Korean Oyster Pancake (Gul Jeon) – Baek Jong Won Chef style


  • About 8 oysters
  • salt to wash the oysters
  • 1 egg
  • 2 ½ Tbsp Korean savory pancake flour mix (Buchim garu 부침가루) Or flour - may not be as crispy
  • A dash of ground black pepper and salt

Soy Sauce dip

  • 2 tsp soy sauce
  • ½ tsp vinegar
  • ½ tsp mirin
  • 1 tsp chopped onion


  • 1. If using frozen, defrost the oysters
    2. In a medium bowl, place in the oysters, water to cover the oysters and 1-2 tsp of salt.

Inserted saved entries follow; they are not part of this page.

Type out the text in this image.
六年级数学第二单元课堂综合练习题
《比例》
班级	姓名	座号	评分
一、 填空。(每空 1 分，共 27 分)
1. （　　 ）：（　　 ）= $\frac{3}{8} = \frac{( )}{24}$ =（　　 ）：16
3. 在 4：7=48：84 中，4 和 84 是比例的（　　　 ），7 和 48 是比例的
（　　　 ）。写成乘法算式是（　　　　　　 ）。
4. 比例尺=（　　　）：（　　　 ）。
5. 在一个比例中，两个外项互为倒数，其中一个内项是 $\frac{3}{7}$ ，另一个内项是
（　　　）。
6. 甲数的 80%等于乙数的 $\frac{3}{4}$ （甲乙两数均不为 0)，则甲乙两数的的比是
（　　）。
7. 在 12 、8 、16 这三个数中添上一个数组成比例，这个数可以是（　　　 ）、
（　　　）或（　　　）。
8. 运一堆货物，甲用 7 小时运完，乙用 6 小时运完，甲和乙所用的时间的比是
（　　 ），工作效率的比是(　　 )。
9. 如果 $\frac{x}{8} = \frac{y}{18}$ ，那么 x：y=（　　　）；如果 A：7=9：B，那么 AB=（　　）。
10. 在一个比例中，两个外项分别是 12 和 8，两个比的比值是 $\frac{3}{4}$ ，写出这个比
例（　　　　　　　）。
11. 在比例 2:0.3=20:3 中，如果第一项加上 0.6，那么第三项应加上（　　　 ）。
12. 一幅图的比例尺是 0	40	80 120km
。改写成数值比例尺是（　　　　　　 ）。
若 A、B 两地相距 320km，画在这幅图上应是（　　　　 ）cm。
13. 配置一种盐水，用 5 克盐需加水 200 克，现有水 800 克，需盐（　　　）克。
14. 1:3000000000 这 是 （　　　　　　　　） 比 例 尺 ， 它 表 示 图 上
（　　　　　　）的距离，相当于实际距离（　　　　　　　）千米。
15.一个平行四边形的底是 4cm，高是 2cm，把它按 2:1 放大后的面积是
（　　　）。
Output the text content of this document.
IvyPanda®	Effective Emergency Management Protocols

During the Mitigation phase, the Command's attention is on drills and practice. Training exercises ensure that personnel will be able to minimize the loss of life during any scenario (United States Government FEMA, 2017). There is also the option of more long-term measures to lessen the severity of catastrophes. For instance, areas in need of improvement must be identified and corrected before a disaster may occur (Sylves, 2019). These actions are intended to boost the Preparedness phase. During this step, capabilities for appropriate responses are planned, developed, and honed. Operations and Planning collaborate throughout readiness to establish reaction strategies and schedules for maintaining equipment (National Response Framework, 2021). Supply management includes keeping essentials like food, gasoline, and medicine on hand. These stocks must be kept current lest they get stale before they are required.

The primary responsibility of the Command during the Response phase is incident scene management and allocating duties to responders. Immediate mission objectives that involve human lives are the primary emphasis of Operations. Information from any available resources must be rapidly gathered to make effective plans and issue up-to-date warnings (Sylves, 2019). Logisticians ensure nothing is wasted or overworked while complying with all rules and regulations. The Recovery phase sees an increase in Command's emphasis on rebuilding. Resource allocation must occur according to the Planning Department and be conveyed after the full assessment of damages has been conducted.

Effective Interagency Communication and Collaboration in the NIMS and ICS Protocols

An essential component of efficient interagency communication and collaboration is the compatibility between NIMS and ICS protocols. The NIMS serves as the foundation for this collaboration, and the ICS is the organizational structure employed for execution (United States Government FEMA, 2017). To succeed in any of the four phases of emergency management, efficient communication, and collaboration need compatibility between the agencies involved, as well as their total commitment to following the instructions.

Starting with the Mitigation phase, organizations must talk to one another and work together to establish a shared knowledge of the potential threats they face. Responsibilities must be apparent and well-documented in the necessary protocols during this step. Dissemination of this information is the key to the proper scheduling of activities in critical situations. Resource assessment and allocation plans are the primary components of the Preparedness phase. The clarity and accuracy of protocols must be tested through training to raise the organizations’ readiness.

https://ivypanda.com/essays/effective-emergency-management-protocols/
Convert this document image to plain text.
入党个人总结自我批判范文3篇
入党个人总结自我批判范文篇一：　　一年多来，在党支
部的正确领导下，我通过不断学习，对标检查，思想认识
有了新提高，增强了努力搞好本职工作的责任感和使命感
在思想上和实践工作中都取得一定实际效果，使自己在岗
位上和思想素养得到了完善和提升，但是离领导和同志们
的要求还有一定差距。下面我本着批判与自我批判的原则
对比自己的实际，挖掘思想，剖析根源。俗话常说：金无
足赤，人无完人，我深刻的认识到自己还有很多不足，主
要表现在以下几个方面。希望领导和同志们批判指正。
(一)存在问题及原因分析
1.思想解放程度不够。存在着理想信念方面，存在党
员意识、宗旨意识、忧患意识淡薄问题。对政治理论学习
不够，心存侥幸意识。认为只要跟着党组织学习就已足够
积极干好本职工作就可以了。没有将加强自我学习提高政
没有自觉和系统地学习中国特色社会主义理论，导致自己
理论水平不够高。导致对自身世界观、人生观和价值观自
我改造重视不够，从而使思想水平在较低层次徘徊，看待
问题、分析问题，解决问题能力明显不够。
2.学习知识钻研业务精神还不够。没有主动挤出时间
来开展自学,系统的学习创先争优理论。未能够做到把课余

Lightly stir the water with a spoon. Rinse the oysters in running cold water and drain the water for a few minutes.
    3.Make the sauce: Add all ingredients into a small bowl and let sit until the oyster pancakes are ready!
    4.In a dry medium bowl, add in the clean oysters and korean pancake flour. Mix well until the oysters are covered in the flour. Using a spoon, remove any of the excess flour.
    5.Move the oysters to one side of the bowl, crack an egg on the empty side of the bowl, add a pinch of salt and lightly beat the egg. *This is a trick that celebrity chef Baek Jong Won uses to limit the number of dishes he uses.
    6.Mix the floured oysters with the beaten eggs.
    7.Lightly oil a frypan and place on medium heat. Using a spoon, scoop the oyster one at a time and place into the heated frypan. *Optional, place a sliced red pepper on top to make the pancakes more colorful and to add a spicy kick. I often like to do this but ran out of peppers.
    8.Cook until the bottom of the oyster pancake is lightly browned (1 to 2 minutes) then carefully turn over. Do not squash the oysters with a spatula! You want to keep them nice and plump. Once both sides are cooked and lightly browned, plate immediately and serve with the soy sauce dip! Best when warm!